Mr. Malloy’s message is that taxes will be increased by $1.8 billion and spending will be cut by $2 billion. But what is the objective measure of a serious proposal? Surely it is the conformity of words and deeds. We know a man is serious in what he says if he does what he says. It is fairly easy for a Democratic governor working cheek by jowl with a Democratic legislature to raise taxes; indeed, it has been easy for Mr. Malloy’s predecessors, none of whom were Democrats, to raise taxes with the concurrence of a dominant Democratic legislature – which is how the pre-income tax budget rose to its present unsustainable level so quickly. Those who believed that Connecticut had been suffering from a revenue rather than a spending problem were always willing – eager even – to alleviate the state’s agony through tax increases.
But spending cuts? Now, there’s a problem. Mr. Malloy’s spending cut proposal went down the throats state employee union leaders like a porcupine with its quills extended. Some union leaders, reaching for the last jar of peanut butter in an empty pantry, hope to settle the state’s budget deficit by making the state’s progressive income tax more progressive for so called “millionaires” who earn more than $200,000 per year. Most liberals would be satisfied with an arrangement in which spending cuts are short term and temporary while tax increases are permanent. The Brights who write commentary for Connecticut’s left of center media are convinced that the spending cuts proposed by Mr. Malloy cannot be wrung from state workers, Mr.

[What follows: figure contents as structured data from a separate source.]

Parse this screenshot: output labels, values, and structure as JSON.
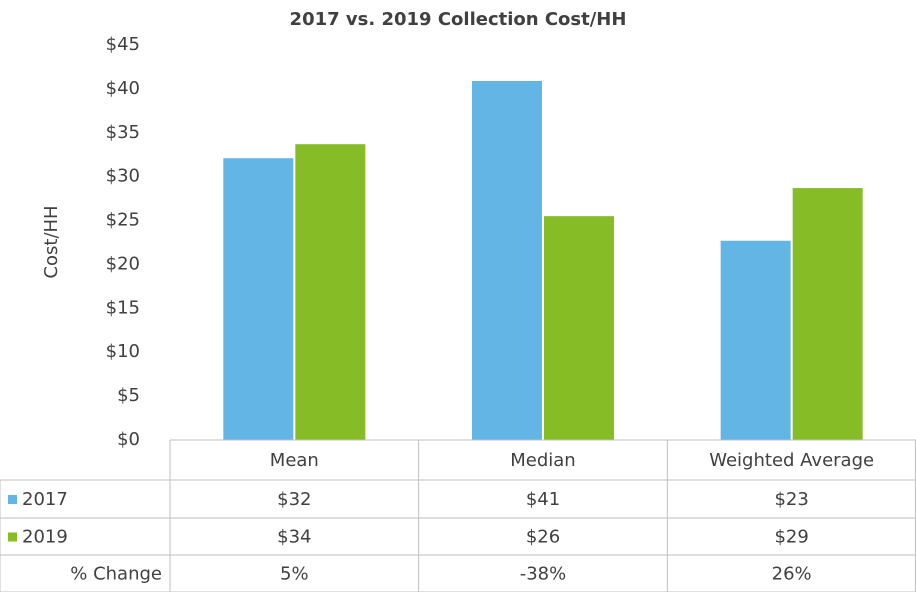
{
  "chart_data": {
    "type": "bar",
    "title": "2017 vs. 2019 Collection Cost/HH",
    "ylabel": "Cost/HH",
    "categories": [
      "Mean",
      "Median",
      "Weighted Average"
    ],
    "series": [
      {
        "name": "2017",
        "color": "#62b5e5",
        "values": [
          32.1,
          40.9,
          22.7
        ],
        "value_labels": [
          "$32",
          "$41",
          "$23"
        ]
      },
      {
        "name": "2019",
        "color": "#86bc25",
        "values": [
          33.7,
          25.5,
          28.7
        ],
        "value_labels": [
          "$34",
          "$26",
          "$29"
        ]
      }
    ],
    "change": {
      "name": "% Change",
      "values": [
        5,
        -38,
        26
      ],
      "value_labels": [
        "5%",
        "-38%",
        "26%"
      ]
    },
    "ylim": [
      0,
      45
    ],
    "yticks": [
      {
        "value": 0,
        "label": "$0"
      },
      {
        "value": 5,
        "label": "$5"
      },
      {
        "value": 10,
        "label": "$10"
      },
      {
        "value": 15,
        "label": "$15"
      },
      {
        "value": 20,
        "label": "$20"
      },
      {
        "value": 25,
        "label": "$25"
      },
      {
        "value": 30,
        "label": "$30"
      },
      {
        "value": 35,
        "label": "$35"
      },
      {
        "value": 40,
        "label": "$40"
      },
      {
        "value": 45,
        "label": "$45"
      }
    ],
    "grid": false
  }
}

Malloy insisting there is no third way: Connecticut must be both compassionate and competitive.
And so the battle for the future – never has it appeared more bleak – is now joined at a time when a 70 percent majority in Connecticut, according to the first Quinnipiac University Poll taken in the new administration, are “dissatisfied with the way things are going in the state, and no elected official in [the] survey has an approval rating above 50 percent."
The same poll shows voters supporting a wage freeze for state employees (68 percent) and layoffs (50 percent) in the absence of concessions by union leaders who, if past practice is a guide to the future, almost certainly will spurn permanent spending cuts. Of those polled, 48 percent say the Malloy plan increases taxes on the wealthy too little. But Mr. Malloy is unwilling to build tax bridges connecting Connecticut and contiguous states over which entrepreneurial capital may travel into the outstretched hands of Republican Governor Chris Christie of New Jersey and Democratic Governor of New York Andrew Cuomo, as well as job poachers in states in which spending spirals will be less destructive to businesses.
The unfolding battle will be won by the party that is most resolute, and the answer to the question “Is Mr. Malloy serious?” will not be long in coming.